Another benefit is that the VPN provider might be using the same datacenter as the gameserver, in which case the provider may have more direct lines between their various locations, or at the very least, one big step can be skipped (the part where the gameserver has to now, in one building in Miami, connect to the other in Miami. If it’s in the same building then you might get a huge improvement here.)
In-depth example of how a VPN can improve privacy & security
Let’s say you’re using a VPN and get into an argument online. The other guy is angry, and decides to launch a denial of service attack against you. This could mean the attack is instead forwarded to the VPN which may have better denial of service protection than your modem does at home, so it could be filtered out, and if it’s not filtered, then that’s something the network engineers running the VPN would deal with and in the end, your actual internet connection at home is unaffected since that unwanted traffic is not forwarded to you.
If you’re at the local coffee shop on your laptop or traveling for business, and using an unsecured public network, there could maybe be someone maliciously monitoring your traffic in that situation, but if you’re using a VPN, then the traffic that gets send to your computer could be encrypted so they won’t know what they’re looking at by the time it reaches your computer, or at the very least all they’ll see is that you’re communicating with some random server rather than a specific one (just in case someone hired a spy to find out if you really were visiting Youtube or not but for some reason couldn’t see your screen.)
In-depth example of how a VPN can make things worse
A lot of times, if you’re making a purchase on a website or accessing one, they base whether or not they can trust you by checking your ISP. If you’re in Los Angeles, and ordering a package to Los Angeles, and using a credit card registered to an address in Los Angeles, chances are they may be hesitant to approve your expensive order for a new expensive smartphone if you’re using a VPN that says you’re from Amsterdam. Or they might see that you’re using an IP address associated with a server/datacenter and not a home internet address, and with criminals also using VPNs, it might get a bad rep. After all, if 1 out of 10 orders they receive is from a VPN and 90% of those are fraudulent, then it makes sense for their business not to allow a VPN at all.
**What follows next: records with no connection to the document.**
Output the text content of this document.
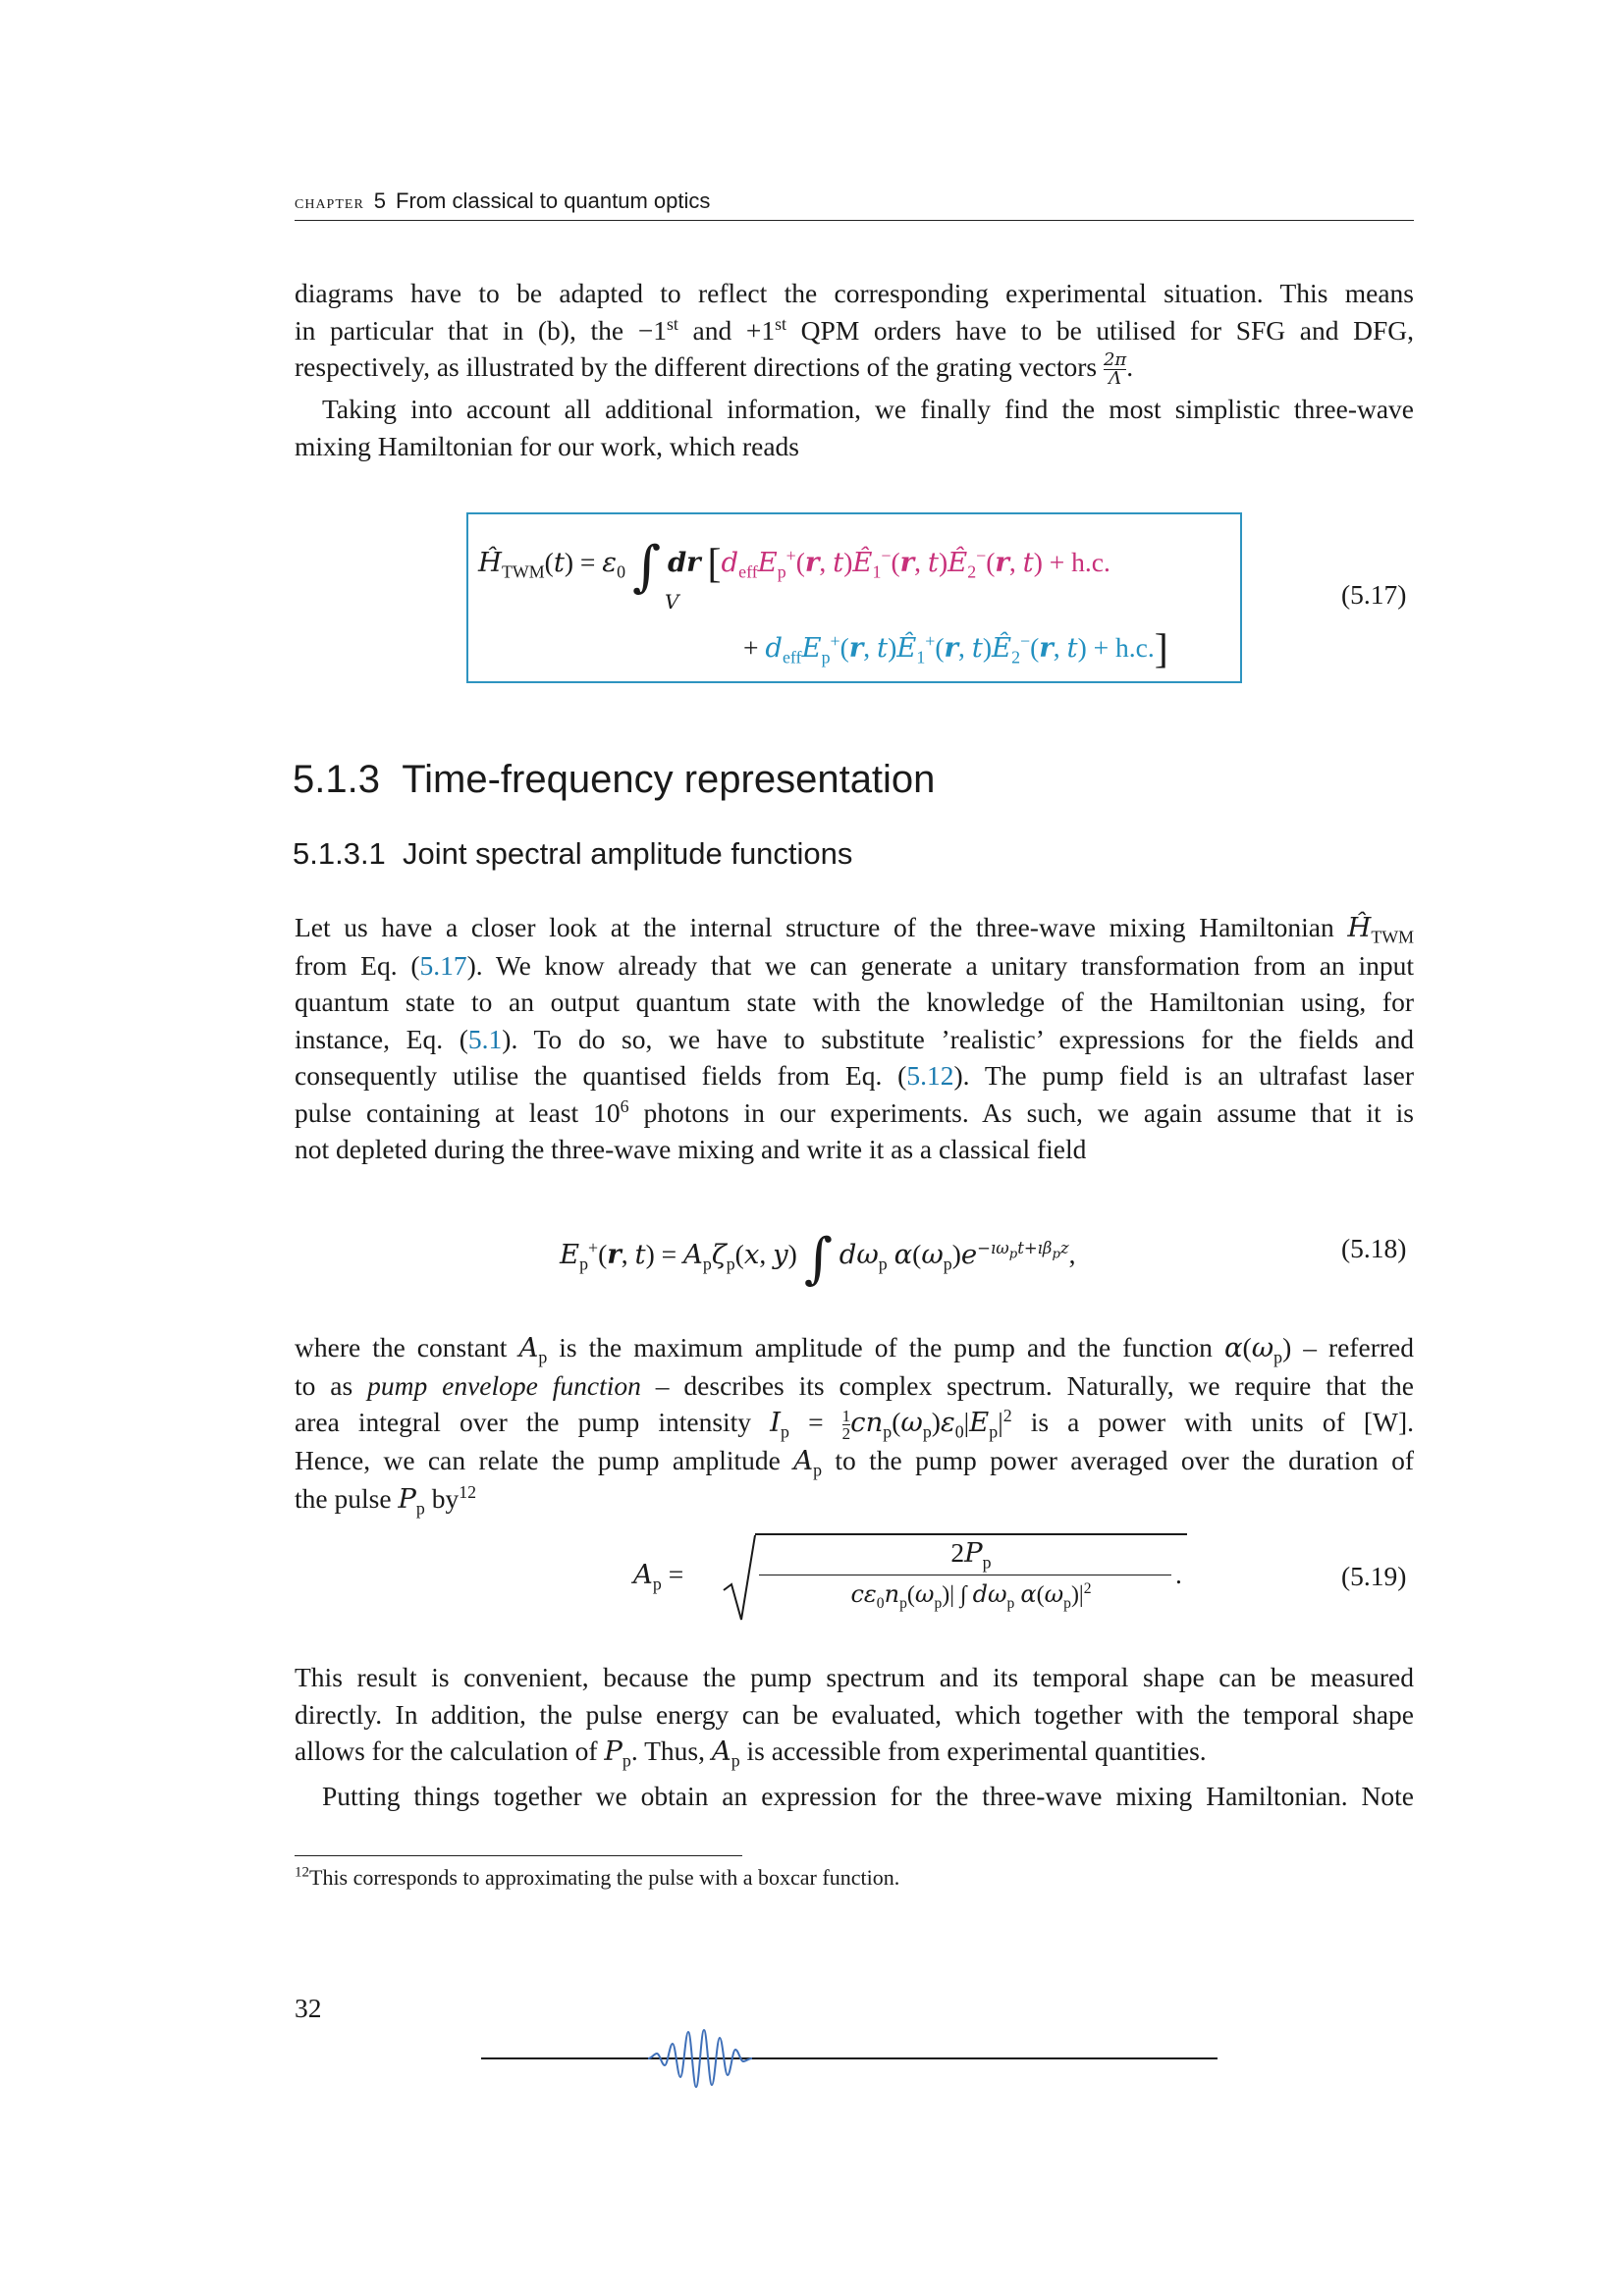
chapter 5 From classical to quantum optics

diagrams have to be adapted to reflect the corresponding experimental situation. This means

in particular that in (b), the −1st and +1st QPM orders have to be utilised for SFG and DFG,

respectively, as illustrated by the different directions of the grating vectors $\frac{2\pi}{\Lambda}$ .

Taking into account all additional information, we finally find the most simplistic three-wave

mixing Hamiltonian for our work, which reads

$Ĥ_{TWM}(t) = \varepsilon_0$ ∫ dr [$d_{eff}E_p^+(r$, $t)Ê_1^-(r$, $t)Ê_2^-(r$, t) + h.c.
V
+ $d_{eff}E_p^+(r$, $t)Ê_1^+(r$, $t)Ê_2^-(r$, t) + h.c.]
(5.17)
5.1.3 Time-frequency representation
5.1.3.1 Joint spectral amplitude functions

Let us have a closer look at the internal structure of the three-wave mixing Hamiltonian $Ĥ_{TWM}$

from Eq. (5.17). We know already that we can generate a unitary transformation from an input

quantum state to an output quantum state with the knowledge of the Hamiltonian using, for

instance, Eq. (5.1). To do so, we have to substitute ’realistic’ expressions for the fields and

consequently utilise the quantised fields from Eq. (5.12). The pump field is an ultrafast laser

pulse containing at least $10^6$ photons in our experiments. As such, we again assume that it is

not depleted during the three-wave mixing and write it as a classical field

$E_p^+(r$, $t) = A_p\zeta_p(x$, y) ∫ $d\omega_p$ $\alpha(\omega_p)e^{-ı\omega_pt+ı\beta_pz}$,	(5.18)

where the constant $A_p$ is the maximum amplitude of the pump and the function $\alpha(\omega_p)$ – referred

to as pump envelope function – describes its complex spectrum. Naturally, we require that the

area integral over the pump intensity $I_p = \frac{1}{2} cn_p(\omega_p)\varepsilon_0|E_p|^2$ is a power with units of [W].

Hence, we can relate the pump amplitude $A_p$ to the pump power averaged over the duration of

the pulse $P_p$ $by^{12}$

$A_p$ =
$2P_p$
$c\varepsilon_0n_p(\omega_p)|$ ∫ $d\omega_p$ $\alpha(\omega_p)|^2$	.	(5.19)

This result is convenient, because the pump spectrum and its temporal shape can be measured

directly. In addition, the pulse energy can be evaluated, which together with the temporal shape

allows for the calculation of $P_p$. Thus, $A_p$ is accessible from experimental quantities.

Putting things together we obtain an expression for the three-wave mixing Hamiltonian. Note

$^{12}$This corresponds to approximating the pulse with a boxcar function.
32
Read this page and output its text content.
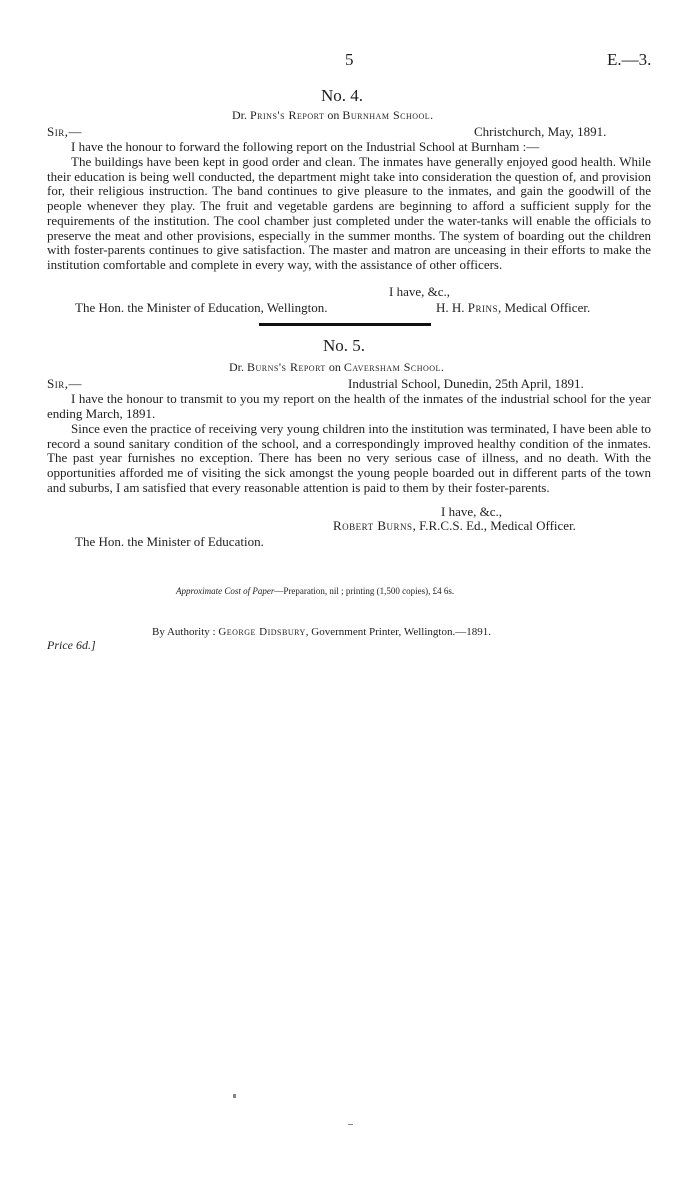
5	E.—3.
No. 4.
Dr. Prins's Report on Burnham School.
Sir,—	Christchurch, May, 1891.
I have the honour to forward the following report on the Industrial School at Burnham :—
The buildings have been kept in good order and clean. The inmates have generally enjoyed good health. While their education is being well conducted, the department might take into consideration the question of, and provision for, their religious instruction. The band continues to give pleasure to the inmates, and gain the goodwill of the people whenever they play. The fruit and vegetable gardens are beginning to afford a sufficient supply for the requirements of the institution. The cool chamber just completed under the water-tanks will enable the officials to preserve the meat and other provisions, especially in the summer months. The system of boarding out the children with foster-parents continues to give satisfaction. The master and matron are unceasing in their efforts to make the institution comfortable and complete in every way, with the assistance of other officers.
I have, &c.,
The Hon. the Minister of Education, Wellington.	H. H. Prins, Medical Officer.
No. 5.
Dr. Burns's Report on Caversham School.
Sir,—	Industrial School, Dunedin, 25th April, 1891.
I have the honour to transmit to you my report on the health of the inmates of the industrial school for the year ending March, 1891.
Since even the practice of receiving very young children into the institution was terminated, I have been able to record a sound sanitary condition of the school, and a correspondingly improved healthy condition of the inmates. The past year furnishes no exception. There has been no very serious case of illness, and no death. With the opportunities afforded me of visiting the sick amongst the young people boarded out in different parts of the town and suburbs, I am satisfied that every reasonable attention is paid to them by their foster-parents.
I have, &c.,
Robert Burns, F.R.C.S. Ed., Medical Officer.
The Hon. the Minister of Education.
Approximate Cost of Paper—Preparation, nil ; printing (1,500 copies), £4 6s.
By Authority : George Didsbury, Government Printer, Wellington.—1891.
Price 6d.]
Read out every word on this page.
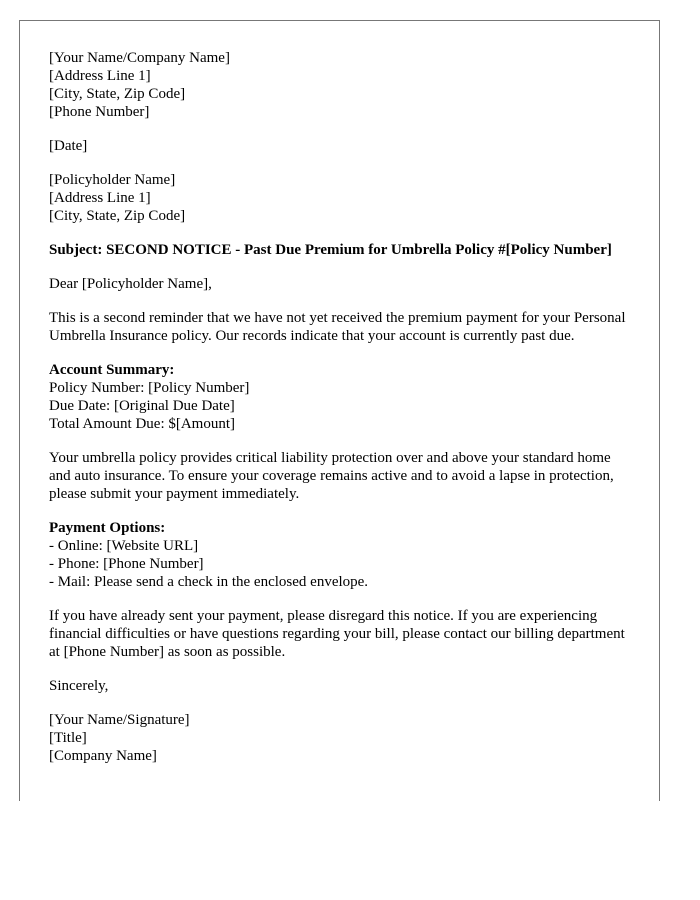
[Your Name/Company Name]
[Address Line 1]
[City, State, Zip Code]
[Phone Number]
[Date]
[Policyholder Name]
[Address Line 1]
[City, State, Zip Code]
Subject: SECOND NOTICE - Past Due Premium for Umbrella Policy #[Policy Number]
Dear [Policyholder Name],
This is a second reminder that we have not yet received the premium payment for your Personal Umbrella Insurance policy. Our records indicate that your account is currently past due.
Account Summary:
Policy Number: [Policy Number]
Due Date: [Original Due Date]
Total Amount Due: $[Amount]
Your umbrella policy provides critical liability protection over and above your standard home and auto insurance. To ensure your coverage remains active and to avoid a lapse in protection, please submit your payment immediately.
Payment Options:
- Online: [Website URL]
- Phone: [Phone Number]
- Mail: Please send a check in the enclosed envelope.
If you have already sent your payment, please disregard this notice. If you are experiencing financial difficulties or have questions regarding your bill, please contact our billing department at [Phone Number] as soon as possible.
Sincerely,
[Your Name/Signature]
[Title]
[Company Name]
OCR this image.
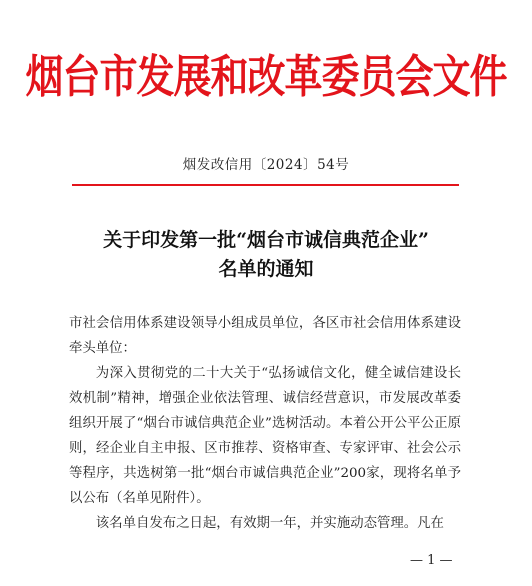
烟台市发展和改革委员会文件
烟发改信用〔2024〕54号
关于印发第一批“烟台市诚信典范企业”
名单的通知

市社会信用体系建设领导小组成员单位，各区市社会信用体系建设牵头单位：

为深入贯彻党的二十大关于“弘扬诚信文化，健全诚信建设长效机制”精神，增强企业依法管理、诚信经营意识，市发展改革委组织开展了“烟台市诚信典范企业”选树活动。本着公开公平公正原则，经企业自主申报、区市推荐、资格审查、专家评审、社会公示等程序，共选树第一批“烟台市诚信典范企业”200家，现将名单予以公布（名单见附件）。

该名单自发布之日起，有效期一年，并实施动态管理。凡在

— 1 —
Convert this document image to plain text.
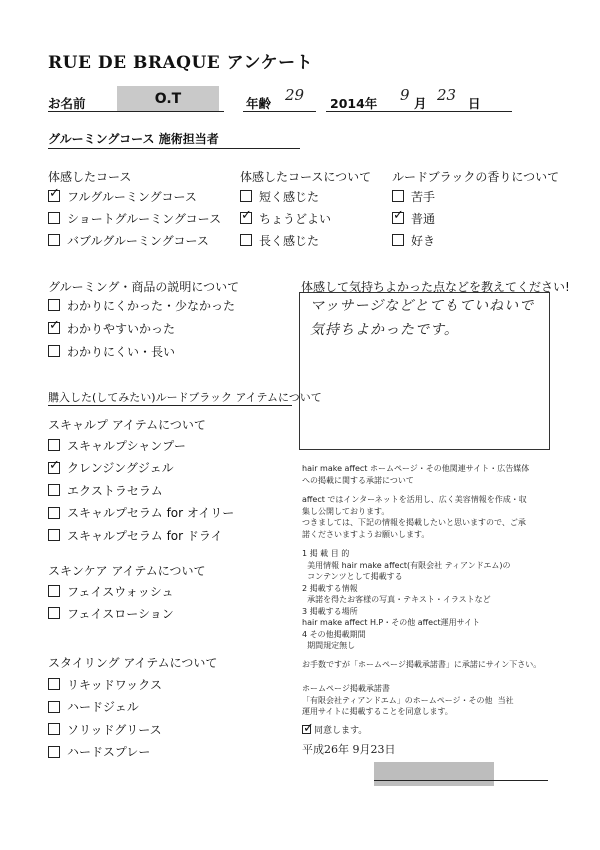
RUE DE BRAQUE アンケート
お名前	O.T	年齢 29 2014年 9 月 23 日
グルーミングコース 施術担当者
体感したコース
✓
フルグルーミングコース
ショートグルーミングコース
バブルグルーミングコース
体感したコースについて
短く感じた
✓
ちょうどよい
長く感じた
ルードブラックの香りについて
苦手
✓
普通
好き
グルーミング・商品の説明について
わかりにくかった・少なかった
✓
わかりやすいかった
わかりにくい・長い
体感して気持ちよかった点などを教えてください!
マッサージなどとてもていねいで
気持ちよかったです。
購入した(してみたい)ルードブラック アイテムについて
スキャルプ アイテムについて
スキャルプシャンプー
✓
クレンジングジェル
エクストラセラム
スキャルプセラム for オイリー
スキャルプセラム for ドライ
スキンケア アイテムについて
フェイスウォッシュ
フェイスローション
スタイリング アイテムについて
リキッドワックス
ハードジェル
ソリッドグリース
ハードスプレー
hair make affect ホームページ・その他関連サイト・広告媒体
への掲載に関する承諾について
affect ではインターネットを活用し、広く美容情報を作成・収
集し公開しております。
つきましては、下記の情報を掲載したいと思いますので、ご承
諾くださいますようお願いします。
1 掲 載 目 的
美用情報 hair make affect(有限会社 ティアンドエム)の
コンテンツとして掲載する
2 掲載する情報
承諾を得たお客様の写真・テキスト・イラストなど
3 掲載する場所
hair make affect H.P・その他 affect運用サイト
4 その他掲載期間
期間規定無し
お手数ですが「ホームページ掲載承諾書」に承諾にサイン下さい。
ホームページ掲載承諾書
「有限会社ティアンドエム」のホームページ・その他  当社
運用サイトに掲載することを同意します。
✓
同意します。
平成26年 9月23日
Sometimes, if you use a popular VPN provider, they might also try to cut costs and make more money by sharing an IP address between multiple customers. All that means now is if one customer is doing something crazy, you might end up getting associated with them. Or worse, let’s say it’s mismanaged and a hacker gains access to this VPN running on a random server that you can’t access. How can you verify that? You can’t. Maybe on your own network you’d be able to realize this, but you’re blindly connecting to a server that you can’t really check. Plus, how you do know if you can trust the VPN provider to actually not be logging/tracking what you’re doing?
Finally, if you are on a server with bad neighbors and its mismanaged or they’re trying to save costs, it could mean that the internet quality goes down. This is why a lot of “free” VPNs and proxies take ages to load anything.
What’s the solution?
The most important thing you can learn today is that a VPN is just software that ends up running on a server. This means you can get a server, and then set it up/run it yourself. This way, you have access to the server, you can ensure your IP address on the server isn’t shared, and ensure you have full access to any logs or see all the other things going on in the server.